I followed the footpath through Ashurst Farm towards Plumpton College, recording hazel catkins, and primroses, as well as daisies and dandelions in the otherwise perfectly manicured grass verges near the college.
I then headed up the bostal opposite the college and found a near-perfect red campion flower. Although red campion blooms all year round, the flowers are usually fairly bedraggled at this time of year. Following the path across to Plumpton Bostal and then heading down towards the Half Moon, I found Herb Robert, Hogweed and Cocksfoot grass in flower.

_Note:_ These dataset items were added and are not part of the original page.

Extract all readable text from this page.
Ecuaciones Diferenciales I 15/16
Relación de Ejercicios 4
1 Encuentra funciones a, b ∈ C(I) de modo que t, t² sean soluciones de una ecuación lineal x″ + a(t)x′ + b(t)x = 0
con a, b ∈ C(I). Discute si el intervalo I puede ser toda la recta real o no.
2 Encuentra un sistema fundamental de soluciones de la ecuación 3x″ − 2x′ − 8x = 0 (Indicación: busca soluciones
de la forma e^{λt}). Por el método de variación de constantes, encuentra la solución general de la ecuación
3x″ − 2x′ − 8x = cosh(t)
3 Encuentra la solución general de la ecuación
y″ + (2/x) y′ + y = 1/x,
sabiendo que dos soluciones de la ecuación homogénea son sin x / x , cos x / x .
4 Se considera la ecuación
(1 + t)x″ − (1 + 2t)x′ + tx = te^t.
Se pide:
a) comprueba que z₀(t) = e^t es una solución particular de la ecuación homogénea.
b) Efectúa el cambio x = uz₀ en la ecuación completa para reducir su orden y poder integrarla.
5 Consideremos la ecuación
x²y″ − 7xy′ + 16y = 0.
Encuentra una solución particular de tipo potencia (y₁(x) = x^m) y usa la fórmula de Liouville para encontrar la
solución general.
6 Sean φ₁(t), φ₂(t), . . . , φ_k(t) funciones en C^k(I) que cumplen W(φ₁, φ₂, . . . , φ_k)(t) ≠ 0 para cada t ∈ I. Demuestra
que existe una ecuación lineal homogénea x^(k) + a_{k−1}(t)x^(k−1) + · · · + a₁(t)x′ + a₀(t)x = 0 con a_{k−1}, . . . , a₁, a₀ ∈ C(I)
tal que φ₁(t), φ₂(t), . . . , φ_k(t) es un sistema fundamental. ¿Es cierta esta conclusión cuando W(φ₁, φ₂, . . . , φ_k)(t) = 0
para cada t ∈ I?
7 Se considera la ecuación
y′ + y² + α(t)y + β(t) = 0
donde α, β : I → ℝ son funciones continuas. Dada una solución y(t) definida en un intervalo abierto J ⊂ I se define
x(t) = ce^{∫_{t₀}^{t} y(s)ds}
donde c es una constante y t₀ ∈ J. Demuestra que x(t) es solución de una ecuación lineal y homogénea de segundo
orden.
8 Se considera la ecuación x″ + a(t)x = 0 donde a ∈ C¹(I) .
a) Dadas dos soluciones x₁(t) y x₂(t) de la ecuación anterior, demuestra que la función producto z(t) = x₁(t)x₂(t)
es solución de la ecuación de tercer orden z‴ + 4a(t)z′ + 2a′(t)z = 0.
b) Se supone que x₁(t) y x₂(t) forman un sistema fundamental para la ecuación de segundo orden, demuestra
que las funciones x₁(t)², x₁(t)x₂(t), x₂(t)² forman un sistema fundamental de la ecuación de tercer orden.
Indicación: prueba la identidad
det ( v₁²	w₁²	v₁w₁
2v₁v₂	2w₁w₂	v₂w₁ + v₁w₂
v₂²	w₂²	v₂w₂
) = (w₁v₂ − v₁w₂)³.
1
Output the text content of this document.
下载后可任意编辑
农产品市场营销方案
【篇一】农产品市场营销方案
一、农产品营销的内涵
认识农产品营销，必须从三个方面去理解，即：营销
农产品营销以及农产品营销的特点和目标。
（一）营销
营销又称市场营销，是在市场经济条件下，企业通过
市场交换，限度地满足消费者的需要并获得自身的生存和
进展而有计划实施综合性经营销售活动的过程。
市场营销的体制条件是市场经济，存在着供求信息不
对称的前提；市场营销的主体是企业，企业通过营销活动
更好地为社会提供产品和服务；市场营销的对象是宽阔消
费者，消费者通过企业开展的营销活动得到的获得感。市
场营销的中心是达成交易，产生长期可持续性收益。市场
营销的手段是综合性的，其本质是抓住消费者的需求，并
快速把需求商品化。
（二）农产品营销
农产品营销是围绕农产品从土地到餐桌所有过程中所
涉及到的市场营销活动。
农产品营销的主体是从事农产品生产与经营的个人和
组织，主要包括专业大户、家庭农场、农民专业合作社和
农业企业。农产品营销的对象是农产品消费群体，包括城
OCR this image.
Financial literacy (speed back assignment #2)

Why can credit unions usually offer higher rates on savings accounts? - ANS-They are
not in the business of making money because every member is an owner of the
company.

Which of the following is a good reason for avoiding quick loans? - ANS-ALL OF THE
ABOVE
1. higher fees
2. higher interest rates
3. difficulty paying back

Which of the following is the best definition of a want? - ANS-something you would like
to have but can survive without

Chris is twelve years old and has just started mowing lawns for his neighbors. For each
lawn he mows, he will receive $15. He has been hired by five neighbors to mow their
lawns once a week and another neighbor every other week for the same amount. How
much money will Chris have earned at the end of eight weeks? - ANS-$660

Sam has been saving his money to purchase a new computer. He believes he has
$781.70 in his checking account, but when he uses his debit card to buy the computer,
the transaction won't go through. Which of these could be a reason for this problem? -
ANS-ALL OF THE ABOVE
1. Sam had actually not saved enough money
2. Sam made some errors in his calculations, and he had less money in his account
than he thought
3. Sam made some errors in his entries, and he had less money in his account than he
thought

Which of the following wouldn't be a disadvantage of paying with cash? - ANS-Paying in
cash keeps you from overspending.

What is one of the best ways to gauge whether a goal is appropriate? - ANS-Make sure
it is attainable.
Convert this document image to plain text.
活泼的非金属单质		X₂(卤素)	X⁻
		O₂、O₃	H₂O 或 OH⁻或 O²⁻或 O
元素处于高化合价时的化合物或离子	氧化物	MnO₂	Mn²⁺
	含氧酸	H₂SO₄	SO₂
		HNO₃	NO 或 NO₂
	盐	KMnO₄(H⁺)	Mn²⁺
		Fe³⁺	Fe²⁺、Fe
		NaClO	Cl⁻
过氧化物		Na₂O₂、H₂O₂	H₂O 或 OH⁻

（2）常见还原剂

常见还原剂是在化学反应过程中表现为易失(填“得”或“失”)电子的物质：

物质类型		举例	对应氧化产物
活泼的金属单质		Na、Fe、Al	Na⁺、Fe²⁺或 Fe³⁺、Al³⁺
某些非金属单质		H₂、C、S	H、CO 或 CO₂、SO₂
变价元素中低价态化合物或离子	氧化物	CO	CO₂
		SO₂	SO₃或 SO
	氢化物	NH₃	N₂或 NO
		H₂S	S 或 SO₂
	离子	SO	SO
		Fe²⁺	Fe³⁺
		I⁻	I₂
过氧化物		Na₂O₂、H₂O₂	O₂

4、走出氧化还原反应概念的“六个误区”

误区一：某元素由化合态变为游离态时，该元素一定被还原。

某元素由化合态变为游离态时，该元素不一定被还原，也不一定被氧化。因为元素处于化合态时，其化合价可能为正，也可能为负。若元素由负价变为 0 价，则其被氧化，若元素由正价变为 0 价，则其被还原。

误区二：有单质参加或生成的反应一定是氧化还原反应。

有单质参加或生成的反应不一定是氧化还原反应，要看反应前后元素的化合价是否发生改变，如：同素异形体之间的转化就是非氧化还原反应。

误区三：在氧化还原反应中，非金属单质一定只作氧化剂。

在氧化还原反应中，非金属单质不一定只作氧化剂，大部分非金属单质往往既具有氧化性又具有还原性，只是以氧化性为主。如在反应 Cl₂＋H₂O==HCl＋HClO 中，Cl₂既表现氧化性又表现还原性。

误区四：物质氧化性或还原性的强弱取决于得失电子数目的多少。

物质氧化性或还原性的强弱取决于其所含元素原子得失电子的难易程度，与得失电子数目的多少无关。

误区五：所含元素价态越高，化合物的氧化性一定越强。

Taking the footpath that runs on the bank parallel to the B2216, I identified the scent of the next plant well before I saw it. Spurge Laurel is related to the winter-flowering garden Daphnes and has lovely fragrant yellow-green flowers.
I then headed along Novington Lane towards East Chiltington but saw nothing else in flower until I turned into Chapel Lane, when I found some Cow Parsley in bloom.
Then to East Chiltington church and a single Sweet Violet flower, the first of many that will emerge in the next couple of months. There was a large clump of Winter Heliotrope at the entrance to the churchyard, a couple of straggly Smooth Hawksbeard flowers by the gate, and a few bright blue Germander Speedwell flowers just inside.
I was surprised to see a cluster of fresh looking Bush Vetch flowerheads in the hedgerow west of the church.
Time ticking by, I hurried back towards the racecourse, adding Gorse and Hairy Bittercress to my list before the three hours were up.
Looking at my list of species, 11, including Daisies and Dandelions, are ‘All Year Rounders’; 10 can be considered ‘Autumn Stragglers’, such Hogweed and Bush Vetch, still hanging on from last season; 3 are winter flowering species that we could expect to find in flower at this time of year, and 4, including Sweet Violet and Lesser Celandine, are early examples of ‘Spring Specialists’.
I found a total of 28 species in flower this year, compared to 22 on 2nd Jan 2017, and 16 on 1st Jan 2016. I don’t think this tells us anything more than that I am much better at spotting and identifying wildflowers than I was two years ago!